Server computers 104 and 106, and client computer 110, include respective sets of internal components 800a,b,c and external components 900a,b,c, illustrated in
Each set of internal components 800a,b,c also includes a R/W drive or interface 832 to read from and write to one or more portable computer-readable tangible storage devices 936 such as a CD-ROM, DVD, memory stick, magnetic tape, magnetic disk, optical disk or semiconductor storage device. CAPTCHA program 114, image selection program 116, and match validation program 118 (for server computer 104), and any other programs for server computer 104, server computer 106, and client computer 110 can be stored on one or more of the respective portable computer-readable tangible storage devices 936, read via the respective R/W drive or interface 832 and loaded into the respective hard drive 830.
Each set of internal components 800a,b,c also includes a network adapter or interface 836 such as a TCP/IP adapter card. CAPTCHA program 114, image selection program 116, and match validation program 118 (for server computer 104), and any other programs for server computer 104, server computer 106, and client computer 110 can be downloaded to the respective computers from an external computer via a network (such as network 102) and network adapter or interface 836. From the network adapter or interface 836, CAPTCHA program 114, image selection program 116, and match validation program 118 (for server computer 104), and any other programs for server computer 104, server computer 106, and client computer 110 are loaded into the respective hard drive 830. The network may comprise copper wires, optical fibers, wireless transmission, routers, firewalls, switches, gateway computers and/or edge servers.
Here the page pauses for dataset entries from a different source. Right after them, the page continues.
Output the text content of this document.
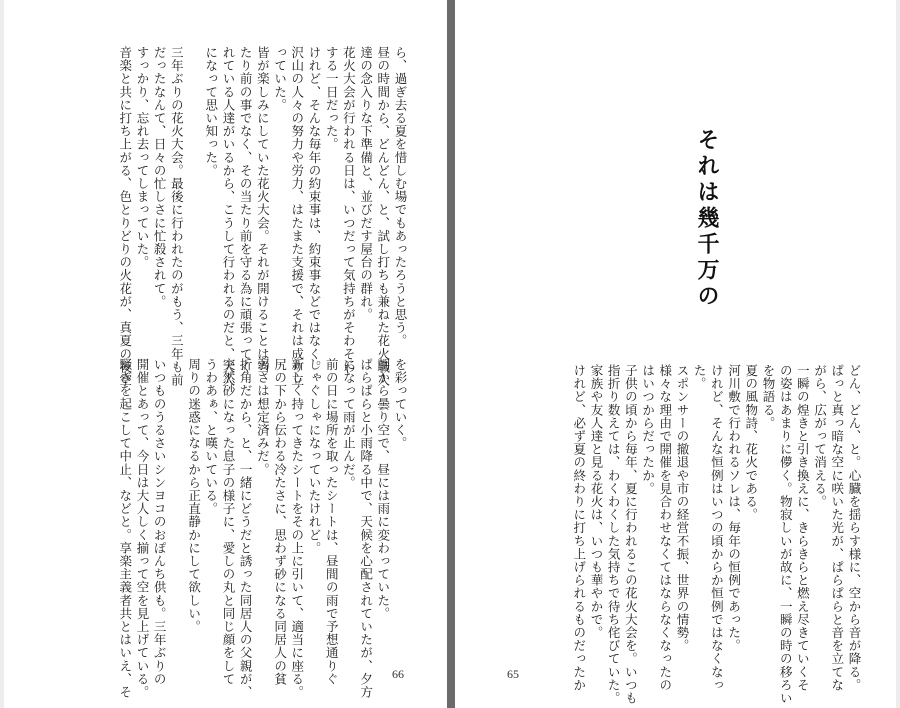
ら、過ぎ去る夏を惜しむ場でもあったろうと思う。

昼の時間から、どんどん、と、試し打ちも兼ねた花火職人

達の念入りな下準備と、並びだす屋台の群れ。

花火大会が行われる日は、いつだって気持ちがそわそわ

する一日だった。

けれど、そんな毎年の約束事は、約束事などではなく。

沢山の人々の努力や労力、はたまた支援で、それは成り立

っていた。

皆が楽しみにしていた花火大会。それが開けることは当

たり前の事でなく、その当たり前を守る為に頑張ってく

れている人達がいるから、こうして行われるのだと、大人

になって思い知った。

三年ぶりの花火大会。最後に行われたのがもう、三年も前

だったなんて、日々の忙しさに忙殺されて。

すっかり、忘れ去ってしまっていた。

音楽と共に打ち上がる、色とりどりの火花が、真夏の夜空

を彩っていく。

朝から曇り空で、昼には雨に変わっていた。

ぱらぱらと小雨降る中で、天候を心配されていたが、夕方

になって雨が止んだ。

前の日に場所を取ったシートは、昼間の雨で予想通りぐ

しゃぐしゃになっていたけれど。

新しく持ってきたシートをその上に引いて、適当に座る。

尻の下から伝わる冷たさに、思わず砂になる同居人の貧

弱さは想定済みだ。

折角だから、と、一緒にどうだと誘った同居人の父親が、

突然砂になった息子の様子に、愛しの丸と同じ顔をして

うわあぁ、と嘆いている。

周りの迷惑になるから正直静かにして欲しい。

いつものうるさいシンヨコのおぽんち供も。三年ぶりの

開催とあって、今日は大人しく揃って空を見上げている。

騒ぎを起こして中止、などと。享楽主義者共とはいえ、そ	66
それは幾千万の

どん、どん、と。心臓を揺らす様に、空から音が降る。

ぱっと真っ暗な空に咲いた光が、ぱらぱらと音を立てな

がら、広がって消える。

一瞬の煌きと引き換えに、きらきらと燃え尽きていくそ

の姿はあまりに儚く。物寂しいが故に、一瞬の時の移ろい

を物語る。

夏の風物詩、花火である。

河川敷で行われるソレは、毎年の恒例であった。

けれど、そんな恒例はいつの頃からか恒例ではなくなっ

た。

スポンサーの撤退や市の経営不振、世界の情勢。

様々な理由で開催を見合わせなくてはならなくなったの

はいつからだったか。

子供の頃から毎年、夏に行われるこの花火大会を。いつも

指折り数えては、わくわくした気持ちで待ち侘びていた。

家族や友人達と見る花火は、いつも華やかで。

けれど、必ず夏の終わりに打ち上げられるものだったか

65
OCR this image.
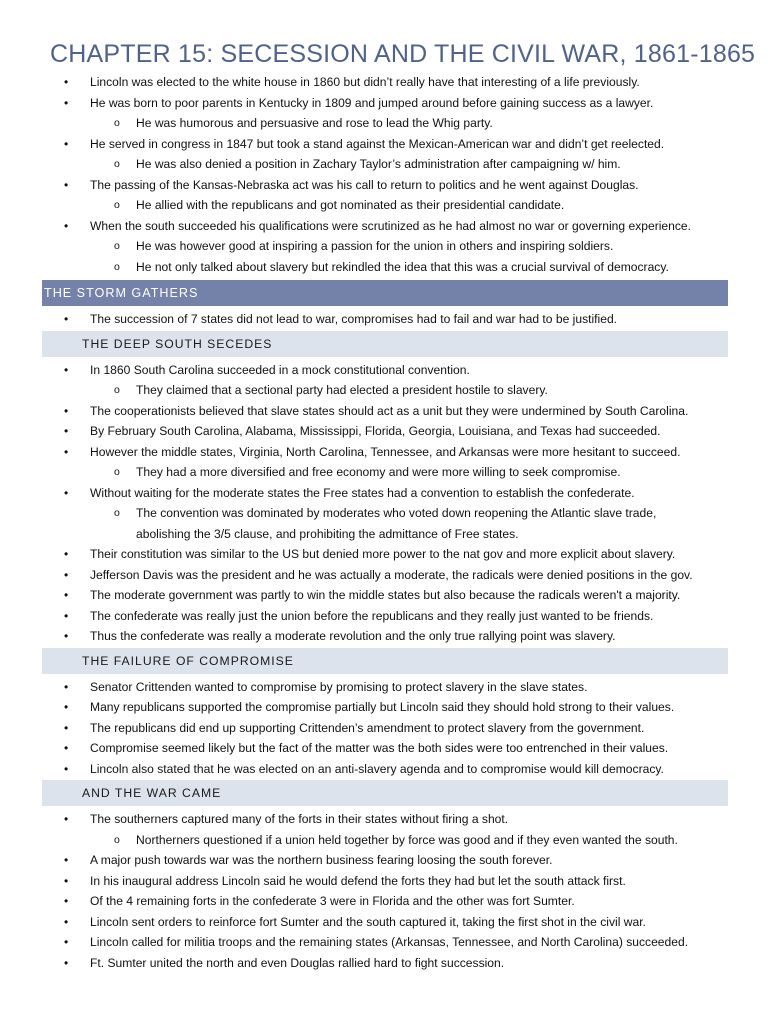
CHAPTER 15: SECESSION AND THE CIVIL WAR, 1861-1865
• Lincoln was elected to the white house in 1860 but didn’t really have that interesting of a life previously.
• He was born to poor parents in Kentucky in 1809 and jumped around before gaining success as a lawyer.
o He was humorous and persuasive and rose to lead the Whig party.
• He served in congress in 1847 but took a stand against the Mexican-American war and didn’t get reelected.
o He was also denied a position in Zachary Taylor’s administration after campaigning w/ him.
• The passing of the Kansas-Nebraska act was his call to return to politics and he went against Douglas.
o He allied with the republicans and got nominated as their presidential candidate.
• When the south succeeded his qualifications were scrutinized as he had almost no war or governing experience.
o He was however good at inspiring a passion for the union in others and inspiring soldiers.
o He not only talked about slavery but rekindled the idea that this was a crucial survival of democracy.
THE STORM GATHERS
• The succession of 7 states did not lead to war, compromises had to fail and war had to be justified.
THE DEEP SOUTH SECEDES
• In 1860 South Carolina succeeded in a mock constitutional convention.
o They claimed that a sectional party had elected a president hostile to slavery.
• The cooperationists believed that slave states should act as a unit but they were undermined by South Carolina.
• By February South Carolina, Alabama, Mississippi, Florida, Georgia, Louisiana, and Texas had succeeded.
• However the middle states, Virginia, North Carolina, Tennessee, and Arkansas were more hesitant to succeed.
o They had a more diversified and free economy and were more willing to seek compromise.
• Without waiting for the moderate states the Free states had a convention to establish the confederate.
o The convention was dominated by moderates who voted down reopening the Atlantic slave trade, abolishing the 3/5 clause, and prohibiting the admittance of Free states.
• Their constitution was similar to the US but denied more power to the nat gov and more explicit about slavery.
• Jefferson Davis was the president and he was actually a moderate, the radicals were denied positions in the gov.
• The moderate government was partly to win the middle states but also because the radicals weren't a majority.
• The confederate was really just the union before the republicans and they really just wanted to be friends.
• Thus the confederate was really a moderate revolution and the only true rallying point was slavery.
THE FAILURE OF COMPROMISE
• Senator Crittenden wanted to compromise by promising to protect slavery in the slave states.
• Many republicans supported the compromise partially but Lincoln said they should hold strong to their values.
• The republicans did end up supporting Crittenden’s amendment to protect slavery from the government.
• Compromise seemed likely but the fact of the matter was the both sides were too entrenched in their values.
• Lincoln also stated that he was elected on an anti-slavery agenda and to compromise would kill democracy.
AND THE WAR CAME
• The southerners captured many of the forts in their states without firing a shot.
o Northerners questioned if a union held together by force was good and if they even wanted the south.
• A major push towards war was the northern business fearing loosing the south forever.
• In his inaugural address Lincoln said he would defend the forts they had but let the south attack first.
• Of the 4 remaining forts in the confederate 3 were in Florida and the other was fort Sumter.
• Lincoln sent orders to reinforce fort Sumter and the south captured it, taking the first shot in the civil war.
• Lincoln called for militia troops and the remaining states (Arkansas, Tennessee, and North Carolina) succeeded.
• Ft. Sumter united the north and even Douglas rallied hard to fight succession.
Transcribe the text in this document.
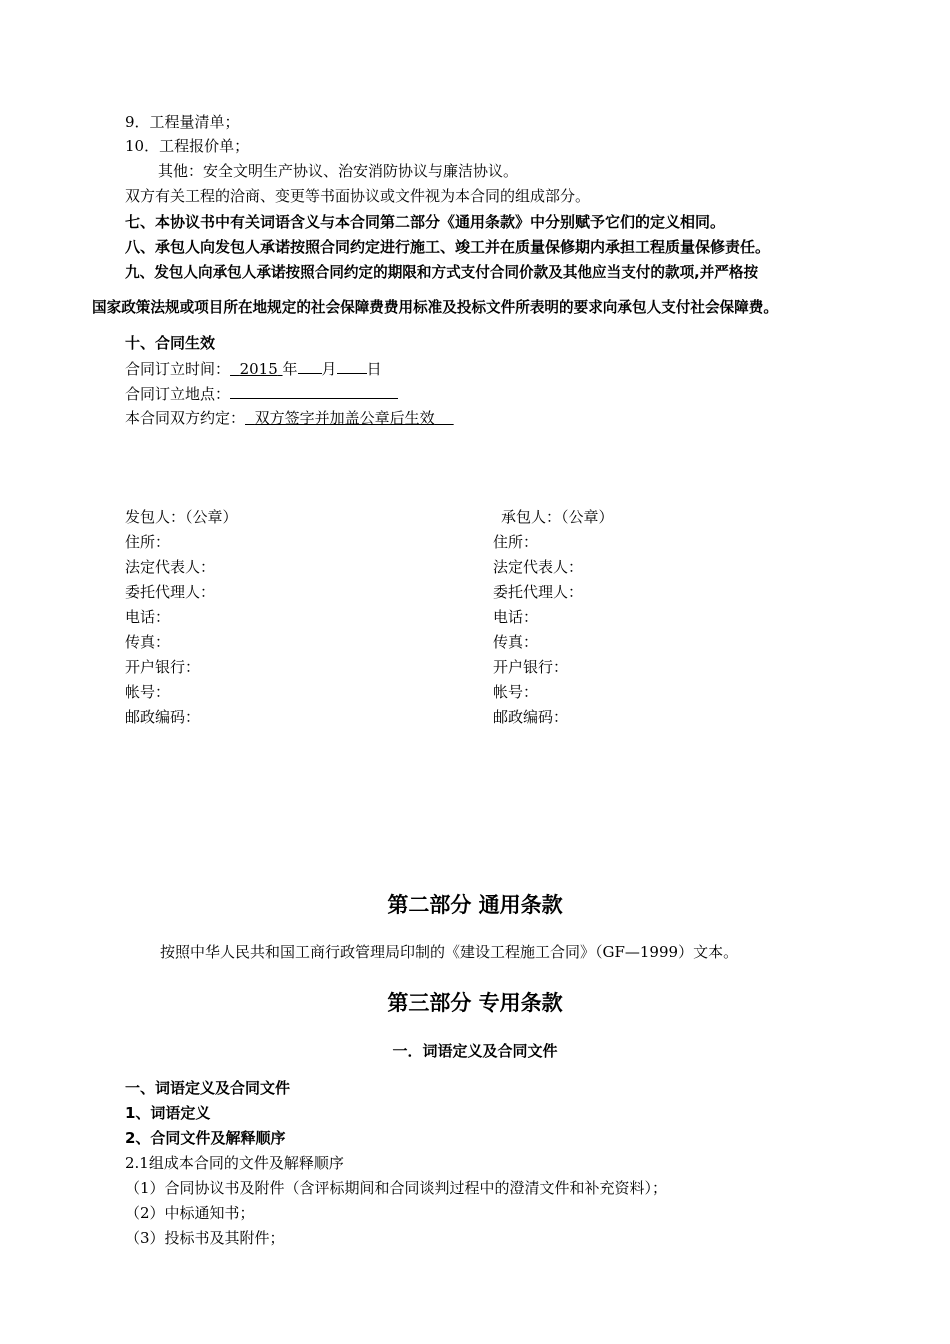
9．工程量清单；
10．工程报价单；
其他：安全文明生产协议、治安消防协议与廉洁协议。
双方有关工程的洽商、变更等书面协议或文件视为本合同的组成部分。
七、本协议书中有关词语含义与本合同第二部分《通用条款》中分别赋予它们的定义相同。
八、承包人向发包人承诺按照合同约定进行施工、竣工并在质量保修期内承担工程质量保修责任。
九、发包人向承包人承诺按照合同约定的期限和方式支付合同价款及其他应当支付的款项,并严格按
国家政策法规或项目所在地规定的社会保障费费用标准及投标文件所表明的要求向承包人支付社会保障费。
十、合同生效
合同订立时间： 2015 年 月 日
合同订立地点：
本合同双方约定： 双方签字并加盖公章后生效
发包人：（公章）
住所：
法定代表人：
委托代理人：
电话：
传真：
开户银行：
帐号：
邮政编码：
承包人：（公章）
住所：
法定代表人：
委托代理人：
电话：
传真：
开户银行：
帐号：
邮政编码：
第二部分 通用条款
按照中华人民共和国工商行政管理局印制的《建设工程施工合同》（GF—1999）文本。
第三部分 专用条款
一．词语定义及合同文件
一、词语定义及合同文件
1、词语定义
2、合同文件及解释顺序
2.1组成本合同的文件及解释顺序
（1）合同协议书及附件（含评标期间和合同谈判过程中的澄清文件和补充资料）；
（2）中标通知书；
（3）投标书及其附件；
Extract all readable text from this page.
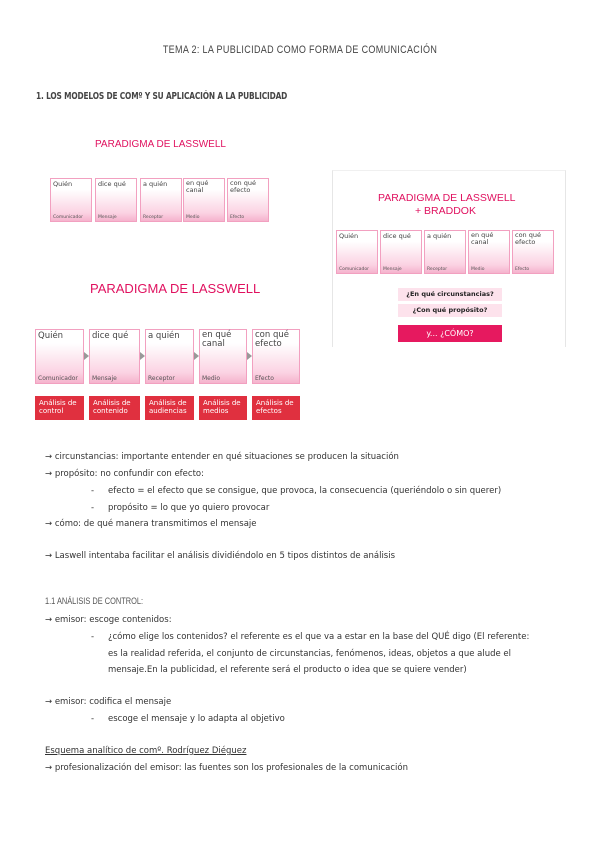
TEMA 2: LA PUBLICIDAD COMO FORMA DE COMUNICACIÓN
1. LOS MODELOS DE COMº Y SU APLICACIÓN A LA PUBLICIDAD
PARADIGMA DE LASSWELL
Quién
Comunicador
dice qué
Mensaje
a quién
Receptor
en qué canal
Medio
con qué efecto
Efecto
PARADIGMA DE LASSWELL
+ BRADDOK
Quién
Comunicador
dice qué
Mensaje
a quién
Receptor
en qué canal
Medio
con qué efecto
Efecto
¿En qué circunstancias?
¿Con qué propósito?
y... ¿CÓMO?
PARADIGMA DE LASSWELL
Quién
Comunicador
dice qué
Mensaje
a quién
Receptor
en qué canal
Medio
con qué efecto
Efecto
Análisis de control
Análisis de contenido
Análisis de audiencias
Análisis de medios
Análisis de efectos
→ circunstancias: importante entender en qué situaciones se producen la situación
→ propósito: no confundir con efecto:
- efecto = el efecto que se consigue, que provoca, la consecuencia (queriéndolo o sin querer)
- propósito = lo que yo quiero provocar
→ cómo: de qué manera transmitimos el mensaje
→ Laswell intentaba facilitar el análisis dividiéndolo en 5 tipos distintos de análisis
1.1 ANÁLISIS DE CONTROL:
→ emisor: escoge contenidos:
- ¿cómo elige los contenidos? el referente es el que va a estar en la base del QUÉ digo (El referente:
es la realidad referida, el conjunto de circunstancias, fenómenos, ideas, objetos a que alude el
mensaje.En la publicidad, el referente será el producto o idea que se quiere vender)
→ emisor: codifica el mensaje
- escoge el mensaje y lo adapta al objetivo
Esquema analítico de comº. Rodríguez Diéguez
→ profesionalización del emisor: las fuentes son los profesionales de la comunicación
Each of the sets of external components 900a,b,c includes a computer display monitor 920, a keyboard 930, and a computer mouse 934. Each of the sets of internal components 800a,b,c also includes device drivers 840 to interface to computer display monitor 920, keyboard 930 and computer mouse 934. The device drivers 840, R/W drive or interface 832 and network adapter or interface 836 comprise hardware and software (stored in storage device 830 and/or ROM 824).
CAPTCHA program 114, image selection program 116, and match validation program 118 (for server computer 104), and any other programs for server computer 104, server computer 106, and client computer 110 can be written in various programming languages (such as Java, C++) including low-level, high-level, object-oriented or non object-oriented languages. Alternatively, the functions of CAPTCHA program 114, image selection program 116, and match validation program 118 (for server computer 104), and any other programs for server computer 104, server computer 106, and client computer 110 can be implemented in whole or in part by computer circuits and other hardware (not shown).
Based on the foregoing, a computer system, method and program product have been disclosed for determining if a user of a client computer system is a human or a computer program. However, numerous modifications and substitutions can be made without deviating from the scope of the present invention. In this regard, each block in the flowchart or block diagrams may represent a module, segment, or portion of code, which comprises one or more executable instructions for implementing the specified logical functions(s). It should also be noted that, in some alternative implementations, the functions noted in the block may occur out of the order noted in the figures. Therefore, the present invention has been disclosed by way of example and not limitation.